Absolutely agree with this. I was surprised there's no way to do this as it is. I'm also trying to keep to one tsconfig.json file and being allowed to specify an --exclude parameter would make that possible.

frank-weindel avatar Feb 17 '23 18:02 frank-weindel

Just hopping on, agreed that a --exclude flag in the CLI would be a good addition.

iamrenejr avatar Apr 01 '23 13:04 iamrenejr

Would like this too! I have a use case for using the tsconfig.json file for most of my tsc use, and then with a different configuration using the cli flags in a different part of the project.

travishaby avatar May 12 '23 03:05 travishaby

I also want this. My client and server code is in a flatter directory structure than a complete "client" & "server" separation (as there is some shared model code), and I'm currently building server code with tsc and bundling client and React code with Parcel. tsconfig includes the entire source folder i.e. the client and server code.

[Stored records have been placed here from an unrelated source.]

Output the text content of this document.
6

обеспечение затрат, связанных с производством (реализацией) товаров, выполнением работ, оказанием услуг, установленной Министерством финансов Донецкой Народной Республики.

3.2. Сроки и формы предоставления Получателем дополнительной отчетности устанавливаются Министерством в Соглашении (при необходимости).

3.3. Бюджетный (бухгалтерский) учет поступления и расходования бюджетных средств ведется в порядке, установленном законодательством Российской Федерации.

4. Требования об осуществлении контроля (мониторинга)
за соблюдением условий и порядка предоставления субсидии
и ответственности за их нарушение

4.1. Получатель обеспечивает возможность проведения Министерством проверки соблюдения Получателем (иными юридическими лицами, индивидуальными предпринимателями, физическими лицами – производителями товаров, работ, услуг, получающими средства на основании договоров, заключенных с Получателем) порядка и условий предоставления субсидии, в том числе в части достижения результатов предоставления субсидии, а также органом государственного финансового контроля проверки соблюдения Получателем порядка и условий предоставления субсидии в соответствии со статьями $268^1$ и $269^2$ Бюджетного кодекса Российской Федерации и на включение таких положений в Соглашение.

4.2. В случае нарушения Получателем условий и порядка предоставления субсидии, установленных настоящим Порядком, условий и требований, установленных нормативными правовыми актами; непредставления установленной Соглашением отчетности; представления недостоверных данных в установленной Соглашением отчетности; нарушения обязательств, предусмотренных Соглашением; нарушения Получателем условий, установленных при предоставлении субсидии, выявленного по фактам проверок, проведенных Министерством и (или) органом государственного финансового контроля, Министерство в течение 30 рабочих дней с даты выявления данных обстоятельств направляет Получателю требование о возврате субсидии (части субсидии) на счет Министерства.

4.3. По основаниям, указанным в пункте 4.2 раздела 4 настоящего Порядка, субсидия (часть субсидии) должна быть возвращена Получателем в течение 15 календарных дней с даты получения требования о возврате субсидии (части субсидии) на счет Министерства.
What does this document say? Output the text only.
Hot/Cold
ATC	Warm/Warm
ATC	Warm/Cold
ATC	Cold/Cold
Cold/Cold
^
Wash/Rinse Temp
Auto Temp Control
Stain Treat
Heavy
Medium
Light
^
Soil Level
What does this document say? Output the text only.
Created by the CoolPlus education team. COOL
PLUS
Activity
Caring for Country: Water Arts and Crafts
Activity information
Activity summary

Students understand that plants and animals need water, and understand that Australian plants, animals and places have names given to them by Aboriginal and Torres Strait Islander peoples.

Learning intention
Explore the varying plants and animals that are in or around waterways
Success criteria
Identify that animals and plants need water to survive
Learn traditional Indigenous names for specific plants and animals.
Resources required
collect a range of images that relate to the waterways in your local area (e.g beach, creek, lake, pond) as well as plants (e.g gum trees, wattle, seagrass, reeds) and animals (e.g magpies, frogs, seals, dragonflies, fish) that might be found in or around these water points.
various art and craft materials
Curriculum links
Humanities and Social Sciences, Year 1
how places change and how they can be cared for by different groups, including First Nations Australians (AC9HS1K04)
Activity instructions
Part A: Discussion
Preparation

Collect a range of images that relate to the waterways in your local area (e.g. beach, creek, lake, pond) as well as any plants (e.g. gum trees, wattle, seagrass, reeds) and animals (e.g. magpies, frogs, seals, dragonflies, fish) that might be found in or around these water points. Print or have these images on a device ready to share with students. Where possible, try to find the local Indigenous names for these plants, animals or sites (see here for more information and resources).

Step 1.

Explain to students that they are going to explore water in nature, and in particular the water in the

Currently I cannot have the flexibility of node scripts:

  1. Building all the code
  2. Building only the server code

I either have to change the tsconfig each time or use a CLI exclude flag that can be added to another node script. Of course there are solutions but I prefer the flexibility of an exclude flag on the CLI

staplespeter avatar May 28 '23 11:05 staplespeter

I also have this exact same usecase. I would like to compile my code without tests so that I can quickly prototype something and then fix the tests at the end.

AlJohri avatar Aug 17 '23 17:08 AlJohri

#54410 is somewhat related.

remcohaszing avatar Aug 17 '23 18:08 remcohaszing

is there an option to do this?

maelp avatar Mar 12 '24 12:03 maelp

It seems natural to expect parity between the command line flags of the tsc cli and tsconfig.json. For instance, webpack supports a cli where "Any parameters sent to the CLI will map to a corresponding parameter in the configuration file."

My use case is that I'd like to download a github repo by tag with the degit tool, make no changes to the repository (Not create an additional tsconfig.declaration.ts), and generate declaration files for the repo simply by executing.

tsc --declaration --emitDeclarationOnly --declarationDir ./myDeclarations --exclude "src/**/*.spec.ts"

I want this to be a helper npm script in my project root as "postinstall":, where I would rather not need to invoke touch to create the custom tsconfig as it would break platform compatibility.

MatthewSkingley avatar May 16 '24 12:05 MatthewSkingley

Have we heard any comment from anyone on the TypeScript team? This has been open for almost 3 years with many folks having similar needs and no response? I would greatly appreciate it if the TypeScript team could at least acknowledge the "issue", maybe provide a recommended "workaround" and if the TypeScript team down not feel this is a good thing to add to the CLI then it would be wonderful to have an explanation. Thanks!

GitMurf avatar Jun 03 '24 21:06 GitMurf

Why has this not been done? This is a no-brainer.